西疆距离天闸关距离不近,中间还隔着一个草流城呢。

护卫不敢日夜赶路,在接近傍晚时要进入沿途的驿站休息,孟揽月自是不同意。

“既然本来就很是焦急,便日夜行路吧。晚上的速度慢一些也就是了,这马车里很舒服,我没事的。”即便在这驿站休息,她也根本睡不着。

前方的护卫短暂的商议了一下,随后进入驿站换马匹,继续上路。

夜幕降临,官道上更是黑的伸手不见五指。躺在马车里,孟揽月怎么也睡不着。流香看着她,也不由得几分担忧。

“小姐,不然奴婢给你扎两针解解乏吧。”这么不睡觉,会很累的。

“嗯。”把手递给她,孟揽月点头答应。

拿出卷镇来,流香抓着孟揽月的手给她针灸,她下针的手法也不错,孟揽月闭上眼睛,也感觉舒服了些。

边下针,流香边看着她的脸色,也不由得几分满意,自己长年累月的练习,不是没有成果的。

身上的疲乏缓解了,孟揽月几分昏昏欲睡,车马行的稳,最后她终是撑不住睡了过去。

走了四天,才走出西疆,孟揽月心下也不由得几分焦急。

白无夜到底在天闸关怎样了,她是一点都不知道。护卫又不说具体是什么事儿,但是瞧他们那样子,想必很严重。

顺着官道向东北,路过了草流城。虽是远远地,但是通过车窗,却也能瞧得见。

草流城外有兵马在走动,但是距离太远了,分不清是哪方的人马。

微微皱眉,这草流城是白天齐的福地,他也一直对这里很重视,即便如今他身在帝都,但是这里也是不亚于帝都的存在。

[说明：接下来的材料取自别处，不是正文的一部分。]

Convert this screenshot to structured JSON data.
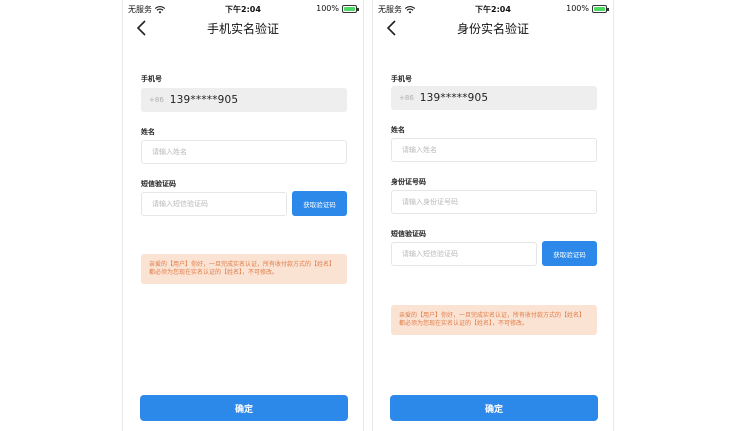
{
  "status_bar": {
    "carrier": "无服务",
    "time": "下午2:04",
    "battery": "100%"
  },
  "screens": [
    {
      "title": "手机实名验证",
      "phone_label": "手机号",
      "country_code": "+86",
      "phone_number": "139*****905",
      "name_label": "姓名",
      "name_placeholder": "请输入姓名",
      "sms_label": "短信验证码",
      "sms_placeholder": "请输入短信验证码",
      "sms_button": "获取验证码",
      "notice": "亲爱的【用户】你好，一旦完成实名认证，所有收付款方式的【姓名】都必须为您现在实名认证的【姓名】，不可修改。",
      "confirm_button": "确定"
    },
    {
      "title": "身份实名验证",
      "phone_label": "手机号",
      "country_code": "+86",
      "phone_number": "139*****905",
      "name_label": "姓名",
      "name_placeholder": "请输入姓名",
      "id_label": "身份证号码",
      "id_placeholder": "请输入身份证号码",
      "sms_label": "短信验证码",
      "sms_placeholder": "请输入短信验证码",
      "sms_button": "获取验证码",
      "notice": "亲爱的【用户】你好，一旦完成实名认证，所有收付款方式的【姓名】都必须为您现在实名认证的【姓名】，不可修改。",
      "confirm_button": "确定"
    }
  ],
  "colors": {
    "accent": "#2c88e9",
    "notice_bg": "#fbe3d4",
    "notice_text": "#e07b46"
  },
  "icons": [
    "wifi-icon",
    "battery-icon",
    "back-arrow-icon"
  ]
}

依旧保持着他原来在这儿时的制度,比之大齐的任何一个城池都要开放,都要自由。

可是,这兵马怎么在草流城外?不符合城规。

“小姐,你说这是怎么回事儿啊?”流香也是百思不得其解,越往这边走,越是透着古怪。

“不知道,太奇怪了。”摇头,孟揽月转身又倚靠在那儿,越想越是奇怪。

队伍继续前行,将草流城也远远的抛在了后头。

终于,队伍进入了天闸关的地界,窗子一直是打开的,孟揽月和流香也看得到外面。

兵马很多,一队一队,来来回回,戒备十足的模样。

以前也来过天闸关,但是这里,并不是这样的。

逐渐接近了天闸关大营,居然看见了许多穿着官袍的人,眉头皱紧,可见事情不简单。

进入大营,队伍缓缓停下,流香扶着孟揽月站起身,随后走出马车。

站在车辕上,看到的便是一望无际的大帐,可是眼前,却是很多人。

有穿着官袍的,有穿着铠甲的,有穿着劲装的,还有穿着宦官蓝袍子的。

所有人都聚集在这里,真是够奇怪的。

“月儿。”蓦地,熟悉的声音传来,孟揽月低头看向车辕左侧,穿着暗色华袍的人站在那儿,正看着她。

他的眼神,几分难懂,若是细看的话,是担心。